La selección del equipamiento clínico adecuado es fundamental para garantizar una recuperación efectiva y el bienestar de los pacientes durante su estancia en centros de salud. Las camas articuladas para hospitales representan una pieza clave en la infraestructura sanitaria, ya que no solo facilitan las labores del personal de enfermería, sino que mejoran significativamente la calidad de vida y el confort de quienes deben permanecer en reposo prolongado.
Tipos de camas articuladas utilizadas en hospitales
Tabla de contenidos
Existen diversas clasificaciones cuando analizamos los tipos de camas hospitalarias disponibles en el mercado actual. La distinción principal reside en el sistema de accionamiento y el número de planos que conforman el somier. Por un lado, encontramos las opciones manuales, ideales para entornos con presupuestos ajustados o usos esporádicos, y por otro, las versiones eléctricas, que ofrecen mayor autonomía al paciente mediante mandos intuitivos.
Dentro de los modelos más avanzados, destacan las camas de dos, tres y cuatro planos. Estos sistemas permiten elevar el tronco, las rodillas o la totalidad del cuerpo, previniendo lesiones cutáneas y favoreciendo la circulación sanguínea. Además, es común integrar camas ortopédicas hospitalarias especializadas que incluyen sistemas de elevación vertical, facilitando las transferencias y el trabajo ergonómico de los cuidadores, reduciendo así los riesgos laborales asociados al manejo de pacientes.
Características de las camas hospitalarias articuladas
Las camas hospitalarias articuladas modernas integran componentes de alta ingeniería diseñados bajo estrictas normativas de seguridad y durabilidad. La característica principal es su robustez, permitiendo soportar pesos elevados sin perder estabilidad.

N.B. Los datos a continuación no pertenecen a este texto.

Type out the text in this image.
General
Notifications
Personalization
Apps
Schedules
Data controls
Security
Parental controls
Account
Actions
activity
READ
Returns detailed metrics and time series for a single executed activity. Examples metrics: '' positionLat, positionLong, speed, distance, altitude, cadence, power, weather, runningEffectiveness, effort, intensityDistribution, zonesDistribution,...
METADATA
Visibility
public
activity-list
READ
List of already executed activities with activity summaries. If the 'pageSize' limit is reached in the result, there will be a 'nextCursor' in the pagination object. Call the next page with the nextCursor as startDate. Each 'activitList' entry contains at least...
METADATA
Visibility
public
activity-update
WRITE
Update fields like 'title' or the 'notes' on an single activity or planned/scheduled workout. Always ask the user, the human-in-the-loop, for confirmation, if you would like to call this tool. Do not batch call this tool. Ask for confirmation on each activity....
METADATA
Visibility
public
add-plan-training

Además, cuentan con barandillas laterales abatibles o telescópicas, esenciales para evitar caídas accidentales y proporcionar un punto de apoyo seguro para el paciente al momento de intentar incorporarse.

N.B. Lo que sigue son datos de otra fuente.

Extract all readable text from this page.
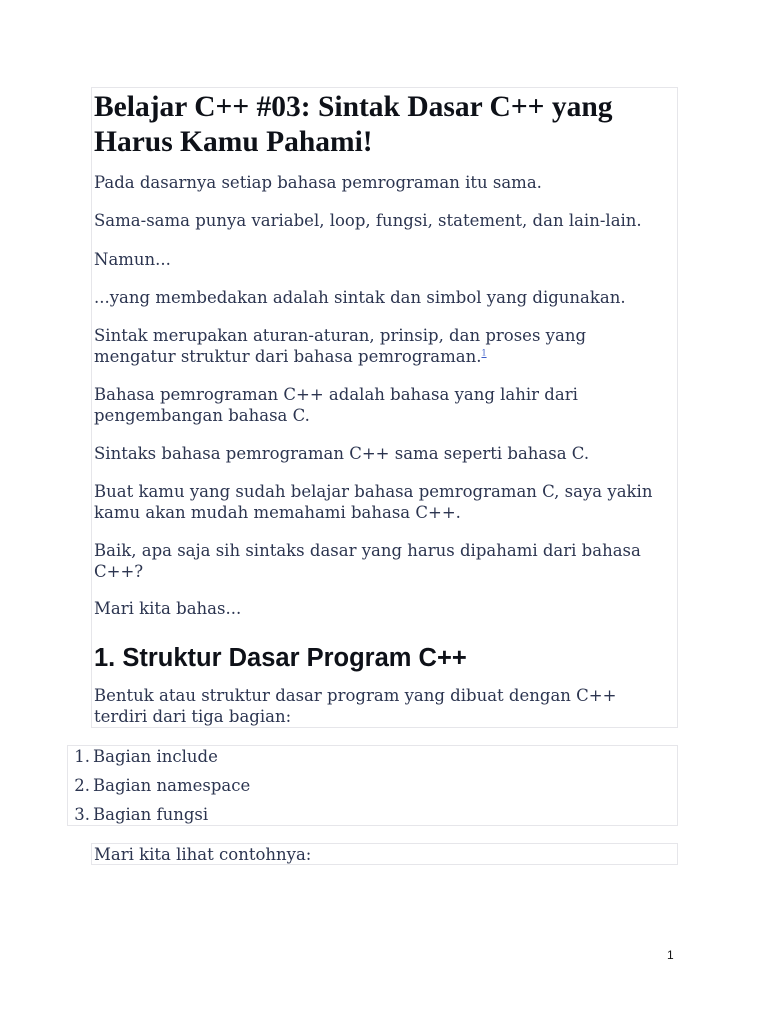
Belajar C++ #03: Sintak Dasar C++ yang
Harus Kamu Pahami!

Pada dasarnya setiap bahasa pemrograman itu sama.

Sama-sama punya variabel, loop, fungsi, statement, dan lain-lain.

Namun...

...yang membedakan adalah sintak dan simbol yang digunakan.

Sintak merupakan aturan-aturan, prinsip, dan proses yang
mengatur struktur dari bahasa pemrograman.$^1$

Bahasa pemrograman C++ adalah bahasa yang lahir dari
pengembangan bahasa C.

Sintaks bahasa pemrograman C++ sama seperti bahasa C.

Buat kamu yang sudah belajar bahasa pemrograman C, saya yakin
kamu akan mudah memahami bahasa C++.

Baik, apa saja sih sintaks dasar yang harus dipahami dari bahasa
C++?

Mari kita bahas...

1. Struktur Dasar Program C++

Bentuk atau struktur dasar program yang dibuat dengan C++
terdiri dari tiga bagian:

1. Bagian include
2. Bagian namespace
3. Bagian fungsi

Mari kita lihat contohnya:

1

Otro aspecto técnico fundamental es el sistema de freno centralizado y las ruedas multidireccionales, que facilitan un desplazamiento suave por los pasillos del centro hospitalario. Asimismo, el uso de materiales como el acero epoxi protege la estructura contra la corrosión y facilita la desinfección profunda. La incorporación de motores silenciosos de bajo voltaje asegura un entorno tranquilo, mientras que los accesorios como portasueros o soportes para grúas completan un equipamiento versátil y preparado para diversas situaciones clínicas.
Cómo elegir una cama articulada hospitalaria según las necesidades del paciente
Elegir el modelo correcto requiere una valoración previa del estado físico y el grado de movilidad del usuario. Para pacientes con riesgo alto de desarrollar escaras, es imprescindible optar por modelos que permitan la configuración de diversas posiciones preventivas y que sean compatibles con colchones sanitarios viscoelásticos. La altura variable es otra especificación crítica; si el paciente cuenta con cierta capacidad motora, una cama que baje hasta el suelo facilitará sus entradas y salidas autónomas, promoviendo su independencia.
Finalmente, no debemos pasar por alto el factor de la facilidad de limpieza y el mantenimiento. Un equipo eficiente debe ser fácil de ensamblar y desinfectar, siguiendo los protocolos hospitalarios de higiene. Aunque la inversión inicial en estas camas articuladas para hospitales de gama alta puede ser mayor, los beneficios a largo plazo superan los inconvenientes, ya que se reduce significativamente el esfuerzo físico del cuidador y se acelera el proceso de rehabilitación del paciente, haciendo que la elección sea una inversión estratégica en salud.